When I bought my D700 I didn't think I would ever want to do videos, but now I really want to shot some videos and make short film etc, my D700 does no video at all and I only have Lumix campact which shoots 720p@30fps. So what are my options? 

I can sell my D700 and get the 5D mark II and then buy an adapter so that I can use my Nikon lenses or I could wait for Nikon D800 which I hope will have 1080p@30fps.


----------



## Destin

You lose autofocus with the adapters. Don't go to the dark side man. SUPPOSEDLY the D800 will be announced this month, around the 24th. But I've heard that before many times. This time seems legit enough to believe though. I'd wait to see what Nikon has up their sleeve, it's going to be a sweet camera when it comes out.


----------



## joealcantar

Get a video camera. 
-
Shoot well, Joe


----------



## Patrice

You definitely should wait for the as yet unannounced and unspecified D800. What about the fantastic and as yet unheard of improvements the D800s is sure to have.

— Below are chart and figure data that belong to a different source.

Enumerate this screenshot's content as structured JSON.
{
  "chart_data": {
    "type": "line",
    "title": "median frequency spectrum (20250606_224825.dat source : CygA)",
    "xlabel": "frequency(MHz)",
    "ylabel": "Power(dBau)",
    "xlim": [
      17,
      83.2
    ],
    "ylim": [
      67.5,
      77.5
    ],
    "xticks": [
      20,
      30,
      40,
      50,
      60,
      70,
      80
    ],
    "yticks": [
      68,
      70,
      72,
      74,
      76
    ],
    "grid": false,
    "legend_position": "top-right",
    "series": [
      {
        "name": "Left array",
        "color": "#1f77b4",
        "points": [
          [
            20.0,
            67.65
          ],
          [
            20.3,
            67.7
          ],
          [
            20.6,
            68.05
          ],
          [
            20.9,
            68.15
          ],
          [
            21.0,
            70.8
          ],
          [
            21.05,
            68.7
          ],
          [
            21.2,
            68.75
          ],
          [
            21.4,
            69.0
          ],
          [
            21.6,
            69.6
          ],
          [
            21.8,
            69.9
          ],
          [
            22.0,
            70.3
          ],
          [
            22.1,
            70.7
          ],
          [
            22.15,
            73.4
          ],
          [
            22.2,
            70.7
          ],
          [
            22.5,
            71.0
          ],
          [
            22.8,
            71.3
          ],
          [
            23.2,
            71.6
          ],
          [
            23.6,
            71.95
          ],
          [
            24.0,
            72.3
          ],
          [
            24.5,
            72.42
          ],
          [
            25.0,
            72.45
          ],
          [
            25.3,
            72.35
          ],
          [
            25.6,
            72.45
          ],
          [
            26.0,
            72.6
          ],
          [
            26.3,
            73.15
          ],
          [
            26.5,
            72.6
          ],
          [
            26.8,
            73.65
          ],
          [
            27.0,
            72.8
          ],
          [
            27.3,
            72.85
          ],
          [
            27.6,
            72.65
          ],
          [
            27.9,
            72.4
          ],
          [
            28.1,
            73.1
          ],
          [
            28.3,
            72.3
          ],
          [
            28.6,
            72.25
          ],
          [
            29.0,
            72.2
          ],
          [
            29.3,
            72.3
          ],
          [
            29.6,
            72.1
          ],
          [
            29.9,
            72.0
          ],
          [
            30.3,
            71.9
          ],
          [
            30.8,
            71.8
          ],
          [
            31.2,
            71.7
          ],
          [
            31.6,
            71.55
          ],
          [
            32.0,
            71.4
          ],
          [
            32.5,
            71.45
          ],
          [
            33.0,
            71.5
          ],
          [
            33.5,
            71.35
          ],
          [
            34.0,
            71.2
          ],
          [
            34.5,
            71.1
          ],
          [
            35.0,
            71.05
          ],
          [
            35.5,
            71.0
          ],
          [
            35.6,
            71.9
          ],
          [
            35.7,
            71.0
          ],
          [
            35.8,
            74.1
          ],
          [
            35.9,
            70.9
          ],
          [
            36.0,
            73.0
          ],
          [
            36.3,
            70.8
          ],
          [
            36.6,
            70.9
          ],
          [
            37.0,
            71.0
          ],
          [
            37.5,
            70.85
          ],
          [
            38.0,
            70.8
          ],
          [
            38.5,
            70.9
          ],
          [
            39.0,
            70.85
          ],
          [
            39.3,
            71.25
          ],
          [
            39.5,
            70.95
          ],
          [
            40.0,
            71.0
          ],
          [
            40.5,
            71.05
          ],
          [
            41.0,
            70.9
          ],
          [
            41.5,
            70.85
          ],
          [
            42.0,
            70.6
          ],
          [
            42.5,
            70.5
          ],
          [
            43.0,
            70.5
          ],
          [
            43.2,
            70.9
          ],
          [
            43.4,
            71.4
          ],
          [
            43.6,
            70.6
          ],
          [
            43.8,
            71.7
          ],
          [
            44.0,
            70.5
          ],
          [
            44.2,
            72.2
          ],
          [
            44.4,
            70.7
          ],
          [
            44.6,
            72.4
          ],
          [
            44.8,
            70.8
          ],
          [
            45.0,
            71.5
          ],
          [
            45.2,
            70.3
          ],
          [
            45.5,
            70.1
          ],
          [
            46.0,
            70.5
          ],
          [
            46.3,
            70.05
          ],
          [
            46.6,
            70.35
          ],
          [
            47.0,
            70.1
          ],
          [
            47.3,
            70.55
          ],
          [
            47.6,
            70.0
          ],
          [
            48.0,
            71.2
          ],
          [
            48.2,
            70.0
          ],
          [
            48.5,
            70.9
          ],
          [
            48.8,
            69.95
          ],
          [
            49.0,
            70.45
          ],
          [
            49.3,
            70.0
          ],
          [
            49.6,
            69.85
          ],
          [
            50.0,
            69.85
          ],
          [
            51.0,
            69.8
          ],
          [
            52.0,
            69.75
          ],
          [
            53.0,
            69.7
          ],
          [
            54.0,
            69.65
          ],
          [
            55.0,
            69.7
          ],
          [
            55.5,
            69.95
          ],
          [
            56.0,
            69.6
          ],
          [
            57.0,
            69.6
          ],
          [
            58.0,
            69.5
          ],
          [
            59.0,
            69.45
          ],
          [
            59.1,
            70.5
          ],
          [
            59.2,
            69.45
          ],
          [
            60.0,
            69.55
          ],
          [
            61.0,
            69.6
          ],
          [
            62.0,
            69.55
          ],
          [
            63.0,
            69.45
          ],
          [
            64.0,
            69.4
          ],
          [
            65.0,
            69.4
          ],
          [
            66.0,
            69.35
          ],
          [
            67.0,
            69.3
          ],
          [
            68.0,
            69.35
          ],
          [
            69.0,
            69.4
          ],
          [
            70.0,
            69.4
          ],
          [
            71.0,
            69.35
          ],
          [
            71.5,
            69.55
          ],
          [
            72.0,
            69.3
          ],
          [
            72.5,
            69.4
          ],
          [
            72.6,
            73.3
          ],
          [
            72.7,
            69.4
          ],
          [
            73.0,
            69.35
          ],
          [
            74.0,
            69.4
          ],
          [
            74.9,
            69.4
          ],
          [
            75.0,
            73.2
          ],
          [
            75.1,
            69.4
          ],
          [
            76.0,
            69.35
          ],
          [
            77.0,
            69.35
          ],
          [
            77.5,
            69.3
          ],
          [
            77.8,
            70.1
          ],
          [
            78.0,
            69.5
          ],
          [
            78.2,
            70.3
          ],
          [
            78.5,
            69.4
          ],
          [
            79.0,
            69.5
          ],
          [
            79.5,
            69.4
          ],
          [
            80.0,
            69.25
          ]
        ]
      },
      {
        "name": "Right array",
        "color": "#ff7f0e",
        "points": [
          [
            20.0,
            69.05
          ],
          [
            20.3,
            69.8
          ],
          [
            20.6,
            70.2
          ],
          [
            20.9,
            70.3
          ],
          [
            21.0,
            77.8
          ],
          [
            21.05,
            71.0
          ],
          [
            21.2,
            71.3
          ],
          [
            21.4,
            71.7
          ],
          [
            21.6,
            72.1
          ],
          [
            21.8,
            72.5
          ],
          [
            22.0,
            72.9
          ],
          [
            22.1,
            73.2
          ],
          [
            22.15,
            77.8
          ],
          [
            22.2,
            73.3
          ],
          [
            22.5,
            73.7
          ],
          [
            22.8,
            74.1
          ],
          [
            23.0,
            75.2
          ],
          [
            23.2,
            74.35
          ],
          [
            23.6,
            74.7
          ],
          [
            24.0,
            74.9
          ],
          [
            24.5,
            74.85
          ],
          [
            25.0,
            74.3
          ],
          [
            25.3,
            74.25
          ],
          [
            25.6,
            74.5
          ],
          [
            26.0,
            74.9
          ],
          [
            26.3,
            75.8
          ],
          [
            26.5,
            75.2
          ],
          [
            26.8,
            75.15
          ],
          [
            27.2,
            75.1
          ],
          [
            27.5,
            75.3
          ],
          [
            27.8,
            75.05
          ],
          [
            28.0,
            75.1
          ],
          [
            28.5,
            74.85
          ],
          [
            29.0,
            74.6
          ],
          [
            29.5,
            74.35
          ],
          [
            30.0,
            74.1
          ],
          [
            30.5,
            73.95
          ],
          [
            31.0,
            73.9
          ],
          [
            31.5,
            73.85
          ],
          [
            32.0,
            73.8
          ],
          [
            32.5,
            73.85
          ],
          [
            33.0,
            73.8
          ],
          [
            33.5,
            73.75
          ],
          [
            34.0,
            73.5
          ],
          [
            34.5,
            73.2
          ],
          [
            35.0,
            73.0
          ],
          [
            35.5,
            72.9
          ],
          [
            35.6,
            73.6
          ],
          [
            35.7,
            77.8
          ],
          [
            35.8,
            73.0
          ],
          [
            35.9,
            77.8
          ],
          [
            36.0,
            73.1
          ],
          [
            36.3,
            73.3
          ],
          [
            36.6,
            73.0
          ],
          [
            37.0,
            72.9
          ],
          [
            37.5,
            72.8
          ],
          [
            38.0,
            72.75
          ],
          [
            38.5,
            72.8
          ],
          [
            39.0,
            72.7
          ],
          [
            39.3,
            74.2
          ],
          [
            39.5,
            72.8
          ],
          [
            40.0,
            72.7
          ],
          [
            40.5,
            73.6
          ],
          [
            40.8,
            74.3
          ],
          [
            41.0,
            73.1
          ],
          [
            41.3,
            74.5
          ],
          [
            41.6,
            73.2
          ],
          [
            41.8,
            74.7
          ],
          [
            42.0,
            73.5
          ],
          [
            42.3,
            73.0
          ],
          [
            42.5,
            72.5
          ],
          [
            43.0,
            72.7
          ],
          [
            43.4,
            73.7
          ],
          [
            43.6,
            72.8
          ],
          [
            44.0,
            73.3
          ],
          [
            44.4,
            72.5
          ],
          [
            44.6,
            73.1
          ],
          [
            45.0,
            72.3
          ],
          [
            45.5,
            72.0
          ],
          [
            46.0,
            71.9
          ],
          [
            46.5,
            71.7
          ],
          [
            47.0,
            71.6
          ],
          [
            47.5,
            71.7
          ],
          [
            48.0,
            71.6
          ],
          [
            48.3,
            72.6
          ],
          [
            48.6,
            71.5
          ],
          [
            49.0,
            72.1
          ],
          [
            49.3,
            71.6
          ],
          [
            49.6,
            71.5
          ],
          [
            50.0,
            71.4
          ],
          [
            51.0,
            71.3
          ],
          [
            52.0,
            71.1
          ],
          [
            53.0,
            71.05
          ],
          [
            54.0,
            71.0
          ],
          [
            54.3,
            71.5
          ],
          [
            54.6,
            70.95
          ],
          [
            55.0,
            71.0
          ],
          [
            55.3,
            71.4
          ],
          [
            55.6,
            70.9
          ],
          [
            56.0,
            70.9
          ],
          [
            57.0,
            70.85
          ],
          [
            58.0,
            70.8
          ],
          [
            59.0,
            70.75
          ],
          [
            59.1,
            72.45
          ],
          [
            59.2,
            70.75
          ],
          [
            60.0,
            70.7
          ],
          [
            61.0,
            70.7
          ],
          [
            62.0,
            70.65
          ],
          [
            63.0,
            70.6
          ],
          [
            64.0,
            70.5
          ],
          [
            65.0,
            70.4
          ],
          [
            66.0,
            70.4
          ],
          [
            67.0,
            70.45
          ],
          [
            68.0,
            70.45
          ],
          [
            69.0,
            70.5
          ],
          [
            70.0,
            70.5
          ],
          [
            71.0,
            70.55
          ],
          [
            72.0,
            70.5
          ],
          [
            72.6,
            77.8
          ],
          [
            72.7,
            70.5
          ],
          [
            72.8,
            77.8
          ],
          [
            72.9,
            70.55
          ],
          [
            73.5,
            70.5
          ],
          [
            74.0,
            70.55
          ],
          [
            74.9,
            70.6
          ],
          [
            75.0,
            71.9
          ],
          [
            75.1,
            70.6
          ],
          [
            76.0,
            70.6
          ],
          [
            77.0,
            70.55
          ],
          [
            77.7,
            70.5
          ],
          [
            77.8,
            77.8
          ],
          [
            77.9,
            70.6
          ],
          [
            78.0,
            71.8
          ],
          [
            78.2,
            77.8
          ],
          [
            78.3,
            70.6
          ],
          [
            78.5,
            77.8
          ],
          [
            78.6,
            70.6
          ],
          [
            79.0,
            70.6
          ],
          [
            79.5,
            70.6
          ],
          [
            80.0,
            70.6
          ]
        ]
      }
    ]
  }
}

Seriously, if you want to do videos now you best go get a camera that does it. With the d700 in short supply you are sure to get a reasonable price if you sell it.


----------



## sierramister

What you need is a D7000.  I'll trade my D7000 outright for your D700!


----------



## Patrice

sierramister said:


> What you need is a D7000.  I'll trade my D7000 outright for your D700!




I'll do one better, I'll go buy a new D7000 to trade him for his D700.


----------



## investmenttechnology

Destin said:


> You lose autofocus with the adapters.



Oh.. That rules out going to the Canon then... guess my best option is to wait for the D800 and shoot with my compact.


----------



## KmH

If you do get a D7000, or a D800, be sure and budget an addition few thousand dollars for all the accessories you'll need to actually shoot good video.
Double Barrel
Redrock Micro - DSLR Field Cinema Bundle

Don't forget all the audio, lighting, and grip gear you'll need too.

The level of technical savvy and photographic skills needed, increase about 5 fold.


----------



## 2WheelPhoto

Sell the D700 at the right price used and I'll hit.  

With my D7000 I'm tired of standing across the length of a back yard to shoot a portrait at 85mm. Can't get ride of it either though, at ball games the crop factor is nice with the 70-200 combined with the 7000's ISO performance.


----------



## billydoo73

joealcantar said:


> Get a video camera.



...agreed


----------



## Derrel

Get a video camera. And at least two good microphones. And some video editing software. And some audio mixing hardware and software. Should be able to get that for $4,200 or so.

If all you want to do is capture e-Bay quality video clips, use anything. If you want to make short films, as stated, add some cinematography lessons to the mix.


----------



## Crollo

Don't buy a photography camera with the intention of doing videgraphy. Come on. 
You will have to shell out a lot more for a full cinema camera with a decent sized sensor [Compared to a DSLR] but with damn good reason. It's MEANT for video work.


----------



## Big Mike

joealcantar said:


> Get a video camera.


:thumbup:


----------